The other occupation/obsession of the day was checking the weather forecasts as major storms had been getting closer, passing us by and disappearing for days. We'd come to Turkey to try and outrun them but it looked as if they were going to catch us this time. The forecast suggested 68 knot gusts, that's Force11/12 Hurricane. Not winds to be at anchor in and our mooring in the marina was running out. We headed for the office to pay for a few more days as this was clearly the safest place to be especially after reading reports and watching videos of the havoc caused around Greece. In the med hurricanes are very rare there have been half a dozen or so in the last 15 years, 4 in the last 3 years! These Mediterranean hurricanes are called Medicanes. After handing over our money we strolled around the marina looking at the huge numbers of super yachts. I don't think we've been in another marina with so many - and nearly all registered in Delaware in the US but are Turkish owned.
Before going to bed and in the morning we checked the weather forecast - but the storm had completely disappeared - a bit windy but that's all! Saturday was Didim market day and we love a market and so we headed for town on the Dolmus. Half of the market was aimed at tourists and full of fake designer everything. Lots of hassle and exhausting but we did our bit! The other half was full of wonderful fruit, veggies and spices - fantastic and we filled our bags. Lunch was in the market cafe which was chaotic, noisy and vibrant. We enjoyed fresh juice with Gozleme filled with cheese, potatoes and spinach while people watching and the boys shouting orders while others carried cay (tea) on their dangling trays. After a quick walk around the huge new mosque we headed back to the marina with our heavy bags. We called the shuttle (golf buggy) and were taken to the beach club, which turned out to be next door - but we'd been told we needed the shuttle -for a relaxing afternoon on sun beds on decks over the sea - Paul didn't even have to get sand on his feet and I got to go for a swim!

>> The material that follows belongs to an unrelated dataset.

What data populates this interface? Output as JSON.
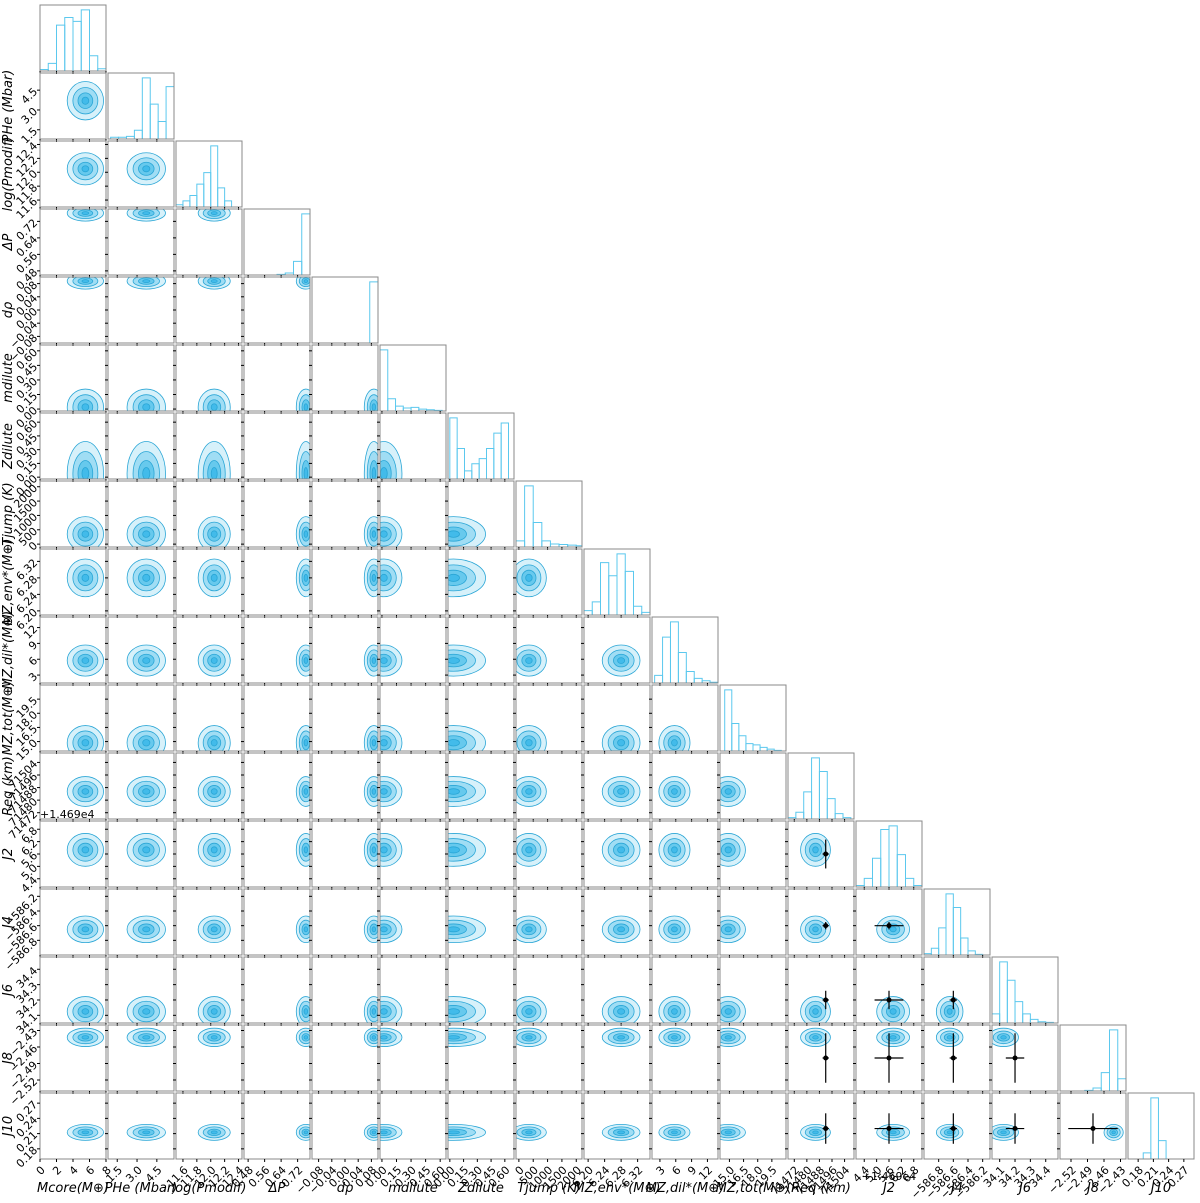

We were running out of things to do. The storms were still circling but looked further north now. It was Sunday and so we thought we'd go and find somewhere to watch the Russian Grand Prix. Back to the Dolmus in to town where we wandered the beach area for the best option until we found one offering Sunday lunch. That was settled - we had a huge and delicious Sunday roast and apple pie - in a bar full of Brits on holiday. If you can't beat them join them! We walked the 30 minutes back to the marina to try and walk off our lunch as the clouds thickened and darkened. The storms were clearly still circling. We made it back without getting wet but it looked very ominous. That night we had a huge storm with amazing thunder and lightening that shook the boat while the winds tossed us around and snatched on our ropes. It carried on for hours (it seemed like it anyway) and came back with vengeance in the morning although less windy. At least our decision had been right - we wouldn't have wanted to be at anchor that night!

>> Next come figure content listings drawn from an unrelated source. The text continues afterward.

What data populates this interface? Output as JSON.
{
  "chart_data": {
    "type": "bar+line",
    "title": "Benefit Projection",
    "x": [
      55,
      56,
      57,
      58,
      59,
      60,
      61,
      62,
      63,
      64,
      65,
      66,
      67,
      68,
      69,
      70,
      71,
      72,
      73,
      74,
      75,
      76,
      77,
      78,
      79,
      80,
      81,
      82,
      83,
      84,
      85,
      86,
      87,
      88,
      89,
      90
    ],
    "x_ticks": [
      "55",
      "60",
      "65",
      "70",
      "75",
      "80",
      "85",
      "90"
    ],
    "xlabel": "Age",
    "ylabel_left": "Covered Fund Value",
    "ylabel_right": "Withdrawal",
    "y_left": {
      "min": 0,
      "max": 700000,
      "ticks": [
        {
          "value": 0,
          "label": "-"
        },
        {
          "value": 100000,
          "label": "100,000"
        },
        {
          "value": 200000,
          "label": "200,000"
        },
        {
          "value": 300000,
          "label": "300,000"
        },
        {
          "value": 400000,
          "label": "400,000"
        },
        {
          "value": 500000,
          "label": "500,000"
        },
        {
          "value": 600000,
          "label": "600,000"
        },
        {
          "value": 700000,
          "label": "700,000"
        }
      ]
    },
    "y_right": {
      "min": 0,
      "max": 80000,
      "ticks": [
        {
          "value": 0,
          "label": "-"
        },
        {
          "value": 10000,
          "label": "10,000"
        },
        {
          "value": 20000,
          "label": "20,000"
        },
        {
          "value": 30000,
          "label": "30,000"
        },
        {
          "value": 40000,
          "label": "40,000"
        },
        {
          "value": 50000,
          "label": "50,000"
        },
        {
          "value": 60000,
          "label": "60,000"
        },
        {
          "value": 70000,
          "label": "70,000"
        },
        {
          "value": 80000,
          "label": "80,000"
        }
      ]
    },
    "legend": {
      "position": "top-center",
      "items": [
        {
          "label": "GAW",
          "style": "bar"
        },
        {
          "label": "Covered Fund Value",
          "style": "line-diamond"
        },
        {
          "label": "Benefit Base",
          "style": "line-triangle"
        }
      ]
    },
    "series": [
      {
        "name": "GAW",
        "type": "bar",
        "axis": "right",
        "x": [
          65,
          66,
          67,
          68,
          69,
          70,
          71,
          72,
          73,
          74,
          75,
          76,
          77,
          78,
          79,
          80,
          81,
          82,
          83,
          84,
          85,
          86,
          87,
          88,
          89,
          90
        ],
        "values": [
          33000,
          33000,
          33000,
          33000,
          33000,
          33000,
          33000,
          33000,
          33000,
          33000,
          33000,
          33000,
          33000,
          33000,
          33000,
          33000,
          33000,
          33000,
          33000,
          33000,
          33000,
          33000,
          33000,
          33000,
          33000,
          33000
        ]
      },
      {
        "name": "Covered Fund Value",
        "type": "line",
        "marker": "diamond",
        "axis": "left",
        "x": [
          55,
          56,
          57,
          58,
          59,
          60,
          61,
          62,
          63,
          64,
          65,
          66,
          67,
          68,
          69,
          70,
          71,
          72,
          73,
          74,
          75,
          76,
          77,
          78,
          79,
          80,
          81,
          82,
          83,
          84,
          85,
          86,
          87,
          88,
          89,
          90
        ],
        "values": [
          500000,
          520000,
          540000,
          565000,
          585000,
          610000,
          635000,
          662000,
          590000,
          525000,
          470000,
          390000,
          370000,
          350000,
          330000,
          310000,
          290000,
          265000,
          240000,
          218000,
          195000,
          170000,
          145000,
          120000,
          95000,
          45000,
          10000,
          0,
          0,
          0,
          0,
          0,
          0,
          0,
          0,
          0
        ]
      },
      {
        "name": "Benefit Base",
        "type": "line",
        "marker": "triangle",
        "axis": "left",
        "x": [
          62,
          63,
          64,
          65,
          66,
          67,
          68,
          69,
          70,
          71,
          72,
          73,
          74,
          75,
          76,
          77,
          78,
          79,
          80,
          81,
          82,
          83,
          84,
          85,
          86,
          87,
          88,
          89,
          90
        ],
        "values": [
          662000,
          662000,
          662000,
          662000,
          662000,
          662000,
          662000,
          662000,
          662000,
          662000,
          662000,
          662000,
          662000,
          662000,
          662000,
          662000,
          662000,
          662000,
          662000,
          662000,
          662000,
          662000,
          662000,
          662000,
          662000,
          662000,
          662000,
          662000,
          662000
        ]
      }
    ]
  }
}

The storm continued all morning. We kept thinking it was safe to venture out but then it would go dark again, the lightening would flash and it would all start again! After lunch we left the boat with some trepidation but it was moving on now and the sky finally cleared. Our mission was haircuts. We took the Dolmus into central Didim and discovered barbers were everywhere but hairdressers weren't so easy. There were quite a few but they didn't look like 'hairdressers' and were often tucked away upstairs or down small alleys. One even appeared to have a brothel upstairs! I couldn't help questioning their abilities especially on fine curly western hair rather than the lush Turkish locks. We eventually found one that looked a bit tired but almost what we were used to and went in. The guy that did it was brilliant and really focused - phew! Paul's turn now - there was no shortage of barbers but all had customers and a queue with about an hour wait. After more searching we found one in an alley that could do it once he'd finished his current customer. We settled down in the alley and had Cay from the little cafe next door - paid for by the barber. Then it was Paul's turn - his hair was cut with a lot more attention to detail than it ever gets on the boat, his eyebrows were trimmed, he was then layered in so much shaving foam he did a good impression of Father Christmas followed by a shave with a cut throat razor, the concentration on the barbers face was a picture, nose and ear hair was trimmed and then burned with a flaming taper (scary!) and finally he was lotioned and sprayed. Next stop was a nice coffee shop to wash the smell away! Both looking dapper we walked back towards the beach area before getting the Dolmus to the marina and a lovely meal in the restaurant - our most expensive in Turkey so far at 160 TL or £20!